Does Bernie Sanders Need to Be Saved?
On the political stump, presidential candidates usually have advance speakers who arrive ahead of them and whose job it is to “warm up” the crowd.
At Lenoir-Rhyne University in Hickory, North Carolina, on Monday afternoon, that job fell upon Pastor Mark Burns, an African-American pastor who was instrumental in Donald Trump’s win in South Carolina. But due to weather conditions that altered the GOP front-runner’s flight plan, he was forced to ad-lib a little to pass the time.
During the speech, Burns asked the audience to pray for him as he prepared to appear on CNN later in the afternoon.

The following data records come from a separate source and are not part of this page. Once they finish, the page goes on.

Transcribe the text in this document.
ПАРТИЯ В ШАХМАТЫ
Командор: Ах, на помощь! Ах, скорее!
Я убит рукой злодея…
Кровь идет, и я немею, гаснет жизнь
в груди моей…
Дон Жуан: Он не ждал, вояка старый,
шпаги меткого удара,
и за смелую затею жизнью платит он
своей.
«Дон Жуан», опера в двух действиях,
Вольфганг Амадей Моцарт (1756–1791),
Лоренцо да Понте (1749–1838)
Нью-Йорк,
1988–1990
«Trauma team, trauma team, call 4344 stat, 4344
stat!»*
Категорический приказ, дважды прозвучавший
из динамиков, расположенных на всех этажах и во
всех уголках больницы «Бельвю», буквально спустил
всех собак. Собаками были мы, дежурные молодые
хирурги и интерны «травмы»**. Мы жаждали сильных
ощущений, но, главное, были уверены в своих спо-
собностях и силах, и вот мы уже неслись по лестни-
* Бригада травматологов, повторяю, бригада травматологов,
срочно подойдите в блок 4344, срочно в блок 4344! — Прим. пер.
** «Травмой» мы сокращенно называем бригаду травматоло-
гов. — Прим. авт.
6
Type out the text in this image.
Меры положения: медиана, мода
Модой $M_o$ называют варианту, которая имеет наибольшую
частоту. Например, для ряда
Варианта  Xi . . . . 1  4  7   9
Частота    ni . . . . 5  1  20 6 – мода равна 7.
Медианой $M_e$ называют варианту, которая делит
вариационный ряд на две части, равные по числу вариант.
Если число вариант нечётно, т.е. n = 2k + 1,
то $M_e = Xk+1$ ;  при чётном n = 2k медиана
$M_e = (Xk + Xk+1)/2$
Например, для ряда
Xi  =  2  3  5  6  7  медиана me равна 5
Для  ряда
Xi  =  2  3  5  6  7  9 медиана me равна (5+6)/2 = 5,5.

That transitioned to a defense of Trump from accusations of racism, which then shifted to a discussion about Democrat candidates U.S. Sen. Bernie Sanders and former Secretary of State Hillary Clinton.
During that part of his speech, however, Burns said Sanders doesn’t believe in God.
“Bernie Sanders, who doesn’t believe in God, how in the world we gonna let Bernie—I mean really?” he said. “Listen, Bernie’s got to get saved, he has to meet Jesus, he got to have a come-to-Jesus meeting.”
By his own admission, Sanders has said he doesn’t belong to any particular religion, although he is of Jewish descent. He said he has, however, “very strong religious and spiritual feelings.”
“I think everyone believes in God in their own ways,” he said in New Hampshire in February. “To me, it means that all of us are connected, all of life is connected and that we are all tied together.
“I am what I am. And what I believe in, and what my spirituality is about, is that we’re all in this together.”